Death is a subject that many people do not care to talk about. Talking about, or even thinking about death gives me chills or makes me instantly sad, nervous, nostalgic and anxious at the same time.
Yesterday morning, I got word that my Aunt Selina of Baton Rouge passed away. In case you didn’t know, I was born in Lafayette, Louisiana and lived in Baton Rouge for a few years. My father is a Baton Rouge native and half of my family lives there. Even though I don’t get to visit as much as I would like, I am still deeply connected to them and my Creole heritage. Social networking sites like Facebook, Twitter and Instagram help make the distance feel shorter.
Getting word my aunt’s death sent me into this dazed state of mind, similar to being frozen in time. You find yourself staring at nothing in particular as moments that you didn’t realize you remembered flash through your mind – all at once it seems.

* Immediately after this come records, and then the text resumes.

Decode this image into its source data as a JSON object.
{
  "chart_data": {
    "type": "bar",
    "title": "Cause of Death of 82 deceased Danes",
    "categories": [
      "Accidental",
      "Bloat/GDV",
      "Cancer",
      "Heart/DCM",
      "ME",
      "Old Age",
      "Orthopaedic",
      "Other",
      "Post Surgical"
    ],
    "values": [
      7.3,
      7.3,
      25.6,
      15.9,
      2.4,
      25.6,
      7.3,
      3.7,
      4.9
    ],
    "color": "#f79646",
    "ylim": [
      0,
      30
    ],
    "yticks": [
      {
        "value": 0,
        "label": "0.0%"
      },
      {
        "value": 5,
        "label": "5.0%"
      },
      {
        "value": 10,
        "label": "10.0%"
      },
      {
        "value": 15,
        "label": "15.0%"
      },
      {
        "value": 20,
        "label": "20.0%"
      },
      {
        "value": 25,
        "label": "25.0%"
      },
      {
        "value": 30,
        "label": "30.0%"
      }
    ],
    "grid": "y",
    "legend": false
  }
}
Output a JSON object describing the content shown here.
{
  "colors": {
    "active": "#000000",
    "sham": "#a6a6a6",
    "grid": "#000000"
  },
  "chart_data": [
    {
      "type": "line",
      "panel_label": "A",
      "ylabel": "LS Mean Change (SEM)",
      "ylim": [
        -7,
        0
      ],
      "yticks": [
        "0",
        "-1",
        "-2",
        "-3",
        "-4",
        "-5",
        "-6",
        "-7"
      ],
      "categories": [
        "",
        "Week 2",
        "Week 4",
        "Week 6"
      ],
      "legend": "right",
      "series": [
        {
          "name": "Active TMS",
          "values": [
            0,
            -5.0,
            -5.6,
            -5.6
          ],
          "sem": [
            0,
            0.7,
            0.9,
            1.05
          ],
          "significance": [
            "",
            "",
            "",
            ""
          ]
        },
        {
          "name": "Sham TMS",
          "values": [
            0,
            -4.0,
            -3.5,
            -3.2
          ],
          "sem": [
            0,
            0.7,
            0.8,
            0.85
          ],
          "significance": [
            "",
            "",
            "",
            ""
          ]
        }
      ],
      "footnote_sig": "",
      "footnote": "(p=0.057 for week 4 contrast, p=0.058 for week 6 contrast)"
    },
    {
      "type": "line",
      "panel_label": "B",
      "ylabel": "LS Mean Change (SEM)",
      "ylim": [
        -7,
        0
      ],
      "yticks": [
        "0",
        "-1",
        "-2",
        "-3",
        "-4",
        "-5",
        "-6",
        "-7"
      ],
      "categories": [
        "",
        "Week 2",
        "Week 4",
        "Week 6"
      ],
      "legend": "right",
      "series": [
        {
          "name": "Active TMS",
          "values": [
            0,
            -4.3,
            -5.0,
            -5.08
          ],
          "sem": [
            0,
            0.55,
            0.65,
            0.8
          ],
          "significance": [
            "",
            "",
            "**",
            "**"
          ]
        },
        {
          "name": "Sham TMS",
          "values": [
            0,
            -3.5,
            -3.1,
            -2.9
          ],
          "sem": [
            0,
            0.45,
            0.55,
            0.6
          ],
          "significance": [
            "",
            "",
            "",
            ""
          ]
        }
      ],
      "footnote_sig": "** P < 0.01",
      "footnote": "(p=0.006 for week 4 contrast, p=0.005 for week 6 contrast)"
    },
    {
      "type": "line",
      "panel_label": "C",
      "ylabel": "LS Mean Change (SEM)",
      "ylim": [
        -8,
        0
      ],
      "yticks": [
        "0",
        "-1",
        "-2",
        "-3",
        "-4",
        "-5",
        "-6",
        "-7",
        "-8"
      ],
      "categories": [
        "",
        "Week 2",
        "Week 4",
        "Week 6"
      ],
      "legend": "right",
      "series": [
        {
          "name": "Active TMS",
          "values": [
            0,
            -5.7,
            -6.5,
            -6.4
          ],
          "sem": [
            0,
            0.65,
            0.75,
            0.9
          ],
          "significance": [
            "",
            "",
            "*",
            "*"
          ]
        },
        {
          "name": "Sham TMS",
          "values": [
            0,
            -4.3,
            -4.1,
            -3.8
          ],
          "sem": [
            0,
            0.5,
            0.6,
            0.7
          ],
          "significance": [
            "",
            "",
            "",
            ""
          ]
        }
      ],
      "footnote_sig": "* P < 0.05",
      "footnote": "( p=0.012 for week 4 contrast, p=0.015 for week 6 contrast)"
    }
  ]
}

It just so happens that I was watching Oprah’s interview with Deepak Chopra Sunday afternoon when they discussed death and why we fear it, how we deal with it, etc. I loved Chopra’s response about how he views death. He doesn’t fear it because he “dies every day”. He brought attention to the fact that the past is dead and the child we once were is dead.
I used to get sad during happy moments at the thought of not having my loved ones around or vice versa. I’m working on getting better about it and accepting the fact that we will all have to leave this “place” (as in earth) one day. I think what freaks me out is the way in which it will happen.
There was a time when I was so superstitious about even bringing up death!